Chronic Conditions, Health Insurance and Receipt of Treatment in China
While there has always been an urban-rural divide in health-care provision, the inequality in accessing care has been exacerbated by years of market reform. Recently, China has radically reformed its health-care system. A number of studies have assessed the impacts of the ongoing health-care reform, but few focus on chronic conditions and treatment.
This study addresses two vital questions. First, how does the prevalence of chronic conditions, health insurance, and receipt of treatment differ among urban residents, rural-to-urban migrants, rural-to-urban converts, and rural residents? Second, how do various health insurance schemes (the basic medical insurance offered in cities, the New Rural Cooperative Medical System, and commercial health insurance) compare in their means of addressing chronic conditions?
Methods: The study uses primary data from the 2011 national Migration and Quality of Life survey collected by the author. The final sample contains 1,288 adult respondents with a response rate of 67.6%. Spatial probability sampling technology was employed to reach the migrant population. All interviews were conducted in person by trained interviewers.
Chronic health conditions are assessed using the World Mental Health Composite International Diagnostic Interview (WMH-CIDI) and are divided into four major categories: cardiovascular, respiratory, pain, and other.
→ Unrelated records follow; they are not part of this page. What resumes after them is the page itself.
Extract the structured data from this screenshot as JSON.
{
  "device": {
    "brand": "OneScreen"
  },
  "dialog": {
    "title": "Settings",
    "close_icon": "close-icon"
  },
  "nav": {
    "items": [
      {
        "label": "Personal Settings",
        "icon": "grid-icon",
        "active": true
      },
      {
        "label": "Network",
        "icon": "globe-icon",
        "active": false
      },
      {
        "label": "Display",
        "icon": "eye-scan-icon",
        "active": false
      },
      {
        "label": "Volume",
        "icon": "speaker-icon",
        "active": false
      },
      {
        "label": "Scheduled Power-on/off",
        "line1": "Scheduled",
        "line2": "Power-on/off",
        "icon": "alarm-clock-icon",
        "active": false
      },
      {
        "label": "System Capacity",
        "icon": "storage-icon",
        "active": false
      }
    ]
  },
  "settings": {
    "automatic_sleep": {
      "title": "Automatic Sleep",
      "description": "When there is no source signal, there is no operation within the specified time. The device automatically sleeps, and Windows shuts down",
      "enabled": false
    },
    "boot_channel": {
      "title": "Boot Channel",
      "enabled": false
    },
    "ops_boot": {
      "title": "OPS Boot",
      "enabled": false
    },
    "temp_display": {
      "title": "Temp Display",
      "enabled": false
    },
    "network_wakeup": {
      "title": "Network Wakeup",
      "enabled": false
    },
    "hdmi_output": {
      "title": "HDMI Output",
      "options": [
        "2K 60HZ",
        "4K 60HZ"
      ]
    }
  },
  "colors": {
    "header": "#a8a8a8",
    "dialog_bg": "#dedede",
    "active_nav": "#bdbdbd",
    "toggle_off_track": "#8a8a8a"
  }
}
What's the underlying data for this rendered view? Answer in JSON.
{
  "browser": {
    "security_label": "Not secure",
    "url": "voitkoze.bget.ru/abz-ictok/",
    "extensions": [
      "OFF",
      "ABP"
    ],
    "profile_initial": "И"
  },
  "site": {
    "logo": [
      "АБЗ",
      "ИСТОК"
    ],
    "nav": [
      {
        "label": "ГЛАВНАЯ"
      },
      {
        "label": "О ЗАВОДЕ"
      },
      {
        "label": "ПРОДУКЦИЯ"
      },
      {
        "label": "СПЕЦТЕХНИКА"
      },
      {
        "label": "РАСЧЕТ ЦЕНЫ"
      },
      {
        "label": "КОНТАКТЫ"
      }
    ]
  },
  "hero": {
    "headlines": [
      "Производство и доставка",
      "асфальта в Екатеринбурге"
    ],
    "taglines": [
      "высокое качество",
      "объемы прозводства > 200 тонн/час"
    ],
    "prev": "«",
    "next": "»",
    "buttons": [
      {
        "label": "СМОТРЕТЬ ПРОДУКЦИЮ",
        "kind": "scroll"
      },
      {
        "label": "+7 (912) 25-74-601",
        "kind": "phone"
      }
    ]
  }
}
Negative binomial regression is employed to estimate the differences in the number of chronic conditions according to migration and residency status, and logistic regressions are used to model the specific conditions, controlling for demographic and socio-economic characteristics. Logistic regressions are further applied to estimate the differences in treatment in the past 12 months among those with chronic conditions. Weights and survey design effects are taken into account in the analysis.
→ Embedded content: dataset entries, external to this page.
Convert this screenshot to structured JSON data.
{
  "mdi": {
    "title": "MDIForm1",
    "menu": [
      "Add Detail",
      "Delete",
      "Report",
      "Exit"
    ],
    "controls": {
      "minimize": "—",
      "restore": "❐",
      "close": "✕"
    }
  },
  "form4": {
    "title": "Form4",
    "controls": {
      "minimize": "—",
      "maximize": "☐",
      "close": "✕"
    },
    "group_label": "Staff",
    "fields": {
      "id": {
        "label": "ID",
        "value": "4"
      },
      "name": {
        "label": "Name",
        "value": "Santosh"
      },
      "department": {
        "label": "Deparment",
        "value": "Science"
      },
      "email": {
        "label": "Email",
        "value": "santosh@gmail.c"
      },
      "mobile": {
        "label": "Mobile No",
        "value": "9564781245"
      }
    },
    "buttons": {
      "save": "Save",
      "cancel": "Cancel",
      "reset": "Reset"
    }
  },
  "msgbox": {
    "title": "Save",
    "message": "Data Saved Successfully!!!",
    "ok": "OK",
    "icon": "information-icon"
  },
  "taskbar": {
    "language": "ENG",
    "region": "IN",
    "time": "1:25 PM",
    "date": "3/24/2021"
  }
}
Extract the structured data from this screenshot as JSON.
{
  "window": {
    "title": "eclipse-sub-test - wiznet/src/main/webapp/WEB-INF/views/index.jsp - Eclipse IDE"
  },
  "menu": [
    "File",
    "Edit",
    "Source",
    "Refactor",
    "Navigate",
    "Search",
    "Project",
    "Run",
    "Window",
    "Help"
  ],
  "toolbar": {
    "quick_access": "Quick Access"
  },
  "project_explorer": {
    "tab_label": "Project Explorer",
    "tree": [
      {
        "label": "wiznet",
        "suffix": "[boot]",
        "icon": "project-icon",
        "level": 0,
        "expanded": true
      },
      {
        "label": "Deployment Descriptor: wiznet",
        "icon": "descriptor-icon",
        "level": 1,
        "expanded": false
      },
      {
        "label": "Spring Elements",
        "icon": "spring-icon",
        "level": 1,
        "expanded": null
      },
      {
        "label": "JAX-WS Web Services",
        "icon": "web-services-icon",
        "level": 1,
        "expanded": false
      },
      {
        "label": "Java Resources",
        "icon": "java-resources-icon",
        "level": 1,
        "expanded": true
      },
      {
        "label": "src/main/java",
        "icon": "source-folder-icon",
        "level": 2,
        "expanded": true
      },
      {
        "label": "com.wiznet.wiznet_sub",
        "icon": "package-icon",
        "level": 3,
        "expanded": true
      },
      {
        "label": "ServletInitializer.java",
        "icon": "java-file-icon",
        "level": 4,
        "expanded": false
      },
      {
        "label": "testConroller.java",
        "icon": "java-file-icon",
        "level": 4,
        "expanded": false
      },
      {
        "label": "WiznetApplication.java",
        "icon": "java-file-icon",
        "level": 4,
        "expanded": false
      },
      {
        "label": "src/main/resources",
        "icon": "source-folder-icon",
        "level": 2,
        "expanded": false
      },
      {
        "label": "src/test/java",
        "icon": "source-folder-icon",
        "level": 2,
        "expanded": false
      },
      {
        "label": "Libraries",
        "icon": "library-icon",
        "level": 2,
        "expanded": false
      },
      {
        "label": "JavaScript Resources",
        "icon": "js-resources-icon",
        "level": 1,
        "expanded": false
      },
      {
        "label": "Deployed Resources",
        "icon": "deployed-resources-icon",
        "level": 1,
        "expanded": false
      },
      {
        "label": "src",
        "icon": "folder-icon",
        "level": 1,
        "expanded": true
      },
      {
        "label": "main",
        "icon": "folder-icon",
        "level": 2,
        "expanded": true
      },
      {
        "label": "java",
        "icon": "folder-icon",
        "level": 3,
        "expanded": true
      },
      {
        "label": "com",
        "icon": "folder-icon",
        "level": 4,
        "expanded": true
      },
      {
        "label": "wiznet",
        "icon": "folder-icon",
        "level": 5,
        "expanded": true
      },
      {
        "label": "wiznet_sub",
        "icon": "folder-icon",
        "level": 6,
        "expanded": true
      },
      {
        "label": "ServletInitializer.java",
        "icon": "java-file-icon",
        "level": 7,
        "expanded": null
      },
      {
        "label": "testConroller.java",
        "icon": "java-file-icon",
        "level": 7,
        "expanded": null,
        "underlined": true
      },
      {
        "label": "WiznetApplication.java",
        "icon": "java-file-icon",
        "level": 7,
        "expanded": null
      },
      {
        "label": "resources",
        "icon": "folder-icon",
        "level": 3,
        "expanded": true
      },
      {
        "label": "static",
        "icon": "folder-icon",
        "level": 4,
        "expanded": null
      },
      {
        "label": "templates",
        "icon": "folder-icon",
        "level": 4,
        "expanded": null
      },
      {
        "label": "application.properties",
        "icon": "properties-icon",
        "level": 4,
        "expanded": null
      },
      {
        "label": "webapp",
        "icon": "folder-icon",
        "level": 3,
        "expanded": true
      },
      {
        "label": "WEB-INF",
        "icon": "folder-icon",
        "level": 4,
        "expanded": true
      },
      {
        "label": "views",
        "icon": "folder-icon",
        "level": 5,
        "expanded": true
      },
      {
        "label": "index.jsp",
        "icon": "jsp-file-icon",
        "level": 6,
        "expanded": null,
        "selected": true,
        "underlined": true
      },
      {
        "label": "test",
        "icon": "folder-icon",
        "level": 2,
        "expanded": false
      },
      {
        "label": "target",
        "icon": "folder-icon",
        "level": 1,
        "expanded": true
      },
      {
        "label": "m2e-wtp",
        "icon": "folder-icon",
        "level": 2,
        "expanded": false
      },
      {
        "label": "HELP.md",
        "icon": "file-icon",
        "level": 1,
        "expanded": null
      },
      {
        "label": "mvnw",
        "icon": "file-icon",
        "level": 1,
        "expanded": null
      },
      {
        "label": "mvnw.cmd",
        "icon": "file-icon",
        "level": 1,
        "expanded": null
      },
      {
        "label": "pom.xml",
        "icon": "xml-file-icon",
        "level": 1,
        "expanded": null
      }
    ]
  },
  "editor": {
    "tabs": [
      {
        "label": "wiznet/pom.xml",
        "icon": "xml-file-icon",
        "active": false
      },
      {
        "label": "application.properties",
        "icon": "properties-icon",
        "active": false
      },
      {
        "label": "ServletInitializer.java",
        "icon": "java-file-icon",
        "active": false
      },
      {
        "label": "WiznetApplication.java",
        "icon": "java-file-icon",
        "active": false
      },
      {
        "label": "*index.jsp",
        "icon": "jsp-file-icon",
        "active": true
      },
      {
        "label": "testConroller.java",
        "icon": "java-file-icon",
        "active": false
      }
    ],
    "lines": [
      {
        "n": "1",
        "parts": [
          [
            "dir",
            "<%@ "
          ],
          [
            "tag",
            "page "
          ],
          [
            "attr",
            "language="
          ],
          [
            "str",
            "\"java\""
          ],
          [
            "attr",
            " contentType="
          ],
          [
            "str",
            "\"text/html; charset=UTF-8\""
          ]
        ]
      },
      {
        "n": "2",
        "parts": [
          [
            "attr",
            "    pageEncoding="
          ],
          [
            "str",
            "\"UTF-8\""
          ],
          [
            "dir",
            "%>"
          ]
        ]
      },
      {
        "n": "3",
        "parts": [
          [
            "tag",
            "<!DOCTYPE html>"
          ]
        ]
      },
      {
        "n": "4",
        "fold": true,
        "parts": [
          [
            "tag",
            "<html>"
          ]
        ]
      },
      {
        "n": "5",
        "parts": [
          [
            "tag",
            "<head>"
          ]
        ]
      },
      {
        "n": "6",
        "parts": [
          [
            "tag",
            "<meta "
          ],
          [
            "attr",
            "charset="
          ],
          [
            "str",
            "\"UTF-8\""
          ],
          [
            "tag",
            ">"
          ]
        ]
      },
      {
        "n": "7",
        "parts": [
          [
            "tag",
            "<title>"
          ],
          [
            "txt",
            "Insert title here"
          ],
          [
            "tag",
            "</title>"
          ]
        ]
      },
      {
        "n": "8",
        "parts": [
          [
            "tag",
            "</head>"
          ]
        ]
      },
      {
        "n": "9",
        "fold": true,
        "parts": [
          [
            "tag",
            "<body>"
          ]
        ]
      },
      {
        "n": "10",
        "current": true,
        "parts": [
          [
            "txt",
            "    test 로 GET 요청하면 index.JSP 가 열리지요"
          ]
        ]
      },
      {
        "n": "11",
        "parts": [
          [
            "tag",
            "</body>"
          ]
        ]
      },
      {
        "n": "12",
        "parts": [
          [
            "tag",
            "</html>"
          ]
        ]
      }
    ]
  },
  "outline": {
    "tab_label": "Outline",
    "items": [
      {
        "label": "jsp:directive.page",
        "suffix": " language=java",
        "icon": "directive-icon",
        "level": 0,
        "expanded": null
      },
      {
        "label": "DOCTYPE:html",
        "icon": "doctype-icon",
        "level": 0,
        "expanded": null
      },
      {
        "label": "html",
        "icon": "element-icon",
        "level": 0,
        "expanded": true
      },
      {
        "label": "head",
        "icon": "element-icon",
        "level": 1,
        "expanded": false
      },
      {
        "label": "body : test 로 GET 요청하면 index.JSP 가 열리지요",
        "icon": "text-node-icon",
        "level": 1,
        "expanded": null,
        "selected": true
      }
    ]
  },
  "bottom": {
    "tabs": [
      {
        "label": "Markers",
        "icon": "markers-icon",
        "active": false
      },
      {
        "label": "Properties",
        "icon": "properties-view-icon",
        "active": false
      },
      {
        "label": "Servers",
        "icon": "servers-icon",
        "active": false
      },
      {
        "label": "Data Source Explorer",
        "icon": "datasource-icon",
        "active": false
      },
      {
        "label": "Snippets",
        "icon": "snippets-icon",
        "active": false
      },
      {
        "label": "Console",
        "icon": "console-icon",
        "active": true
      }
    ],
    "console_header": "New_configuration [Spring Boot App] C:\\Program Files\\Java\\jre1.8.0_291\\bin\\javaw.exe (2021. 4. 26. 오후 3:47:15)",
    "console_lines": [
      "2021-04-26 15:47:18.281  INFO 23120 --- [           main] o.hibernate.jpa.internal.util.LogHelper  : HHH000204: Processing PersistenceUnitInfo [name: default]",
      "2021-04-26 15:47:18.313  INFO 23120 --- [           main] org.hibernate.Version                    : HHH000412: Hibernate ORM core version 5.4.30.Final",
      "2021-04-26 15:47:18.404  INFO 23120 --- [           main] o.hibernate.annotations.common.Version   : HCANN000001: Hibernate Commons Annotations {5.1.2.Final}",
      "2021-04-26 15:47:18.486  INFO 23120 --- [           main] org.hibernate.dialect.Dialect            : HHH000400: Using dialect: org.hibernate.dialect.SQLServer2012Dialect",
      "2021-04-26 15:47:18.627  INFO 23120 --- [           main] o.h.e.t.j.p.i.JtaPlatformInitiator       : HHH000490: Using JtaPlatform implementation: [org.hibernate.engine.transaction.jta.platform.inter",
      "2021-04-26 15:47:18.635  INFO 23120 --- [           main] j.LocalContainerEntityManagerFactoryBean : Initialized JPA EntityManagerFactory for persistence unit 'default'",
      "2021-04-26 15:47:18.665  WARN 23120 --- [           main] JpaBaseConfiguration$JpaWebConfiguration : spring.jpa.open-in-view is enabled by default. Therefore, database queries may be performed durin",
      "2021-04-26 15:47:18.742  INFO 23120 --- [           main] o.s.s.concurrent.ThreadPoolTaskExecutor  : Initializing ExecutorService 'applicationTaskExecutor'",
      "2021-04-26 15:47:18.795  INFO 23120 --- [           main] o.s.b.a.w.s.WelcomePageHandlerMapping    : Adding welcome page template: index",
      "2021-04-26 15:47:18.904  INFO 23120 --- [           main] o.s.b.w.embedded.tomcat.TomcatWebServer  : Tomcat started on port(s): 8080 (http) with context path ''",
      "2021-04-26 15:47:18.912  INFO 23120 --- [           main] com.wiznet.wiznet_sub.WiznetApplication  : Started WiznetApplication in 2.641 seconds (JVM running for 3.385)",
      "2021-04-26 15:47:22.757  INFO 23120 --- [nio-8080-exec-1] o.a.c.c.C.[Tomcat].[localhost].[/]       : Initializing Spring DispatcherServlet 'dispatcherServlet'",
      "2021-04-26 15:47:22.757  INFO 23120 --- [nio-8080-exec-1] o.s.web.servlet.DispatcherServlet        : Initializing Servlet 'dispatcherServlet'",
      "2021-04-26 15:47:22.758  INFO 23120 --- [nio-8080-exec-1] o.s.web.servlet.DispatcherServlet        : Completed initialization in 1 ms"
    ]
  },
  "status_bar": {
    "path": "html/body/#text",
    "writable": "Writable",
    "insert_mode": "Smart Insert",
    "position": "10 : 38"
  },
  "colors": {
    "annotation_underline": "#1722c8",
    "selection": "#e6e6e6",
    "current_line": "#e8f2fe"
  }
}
Results: The prevalence of chronic conditions is the same in urban and rural areas, but there is a divide in the receipt of treatment. Rural residents are less likely to receive treatment for chronic conditions, particularly for cardiovascular conditions. Only commercial health insurance (not the basic medical insurance available in cities or the New Rural Cooperative Medical System) significantly increases the odds of receiving treatment. Moreover, rural-to-urban migrants experience more difficulties in paying medical bills, rural-to-urban converts perceive more discrimination in seeking medical help, and rural residents are more anxious about their potential inability to cover medical expenses.
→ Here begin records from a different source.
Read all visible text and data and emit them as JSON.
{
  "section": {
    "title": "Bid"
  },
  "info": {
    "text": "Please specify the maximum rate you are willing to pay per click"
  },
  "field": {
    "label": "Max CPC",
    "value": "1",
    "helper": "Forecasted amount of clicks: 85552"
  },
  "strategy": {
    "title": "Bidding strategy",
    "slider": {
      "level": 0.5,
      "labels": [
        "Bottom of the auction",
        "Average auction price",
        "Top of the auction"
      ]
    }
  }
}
Conclusions and Implications: The emergence of chronic conditions and the narrowing urban-rural gap in prevalence present tremendous challenges for China’s ongoing health-care reform. The wide coverage offered by basic health insurance schemes is encouraging; yet, the efficacy of these health insurance schemes in treating chronic conditions, particularly those of rural residents, is limited. As China strives to meet its ambitious goal of universal health insurance coverage by 2020, these issues need to be tackled with an integrated approach.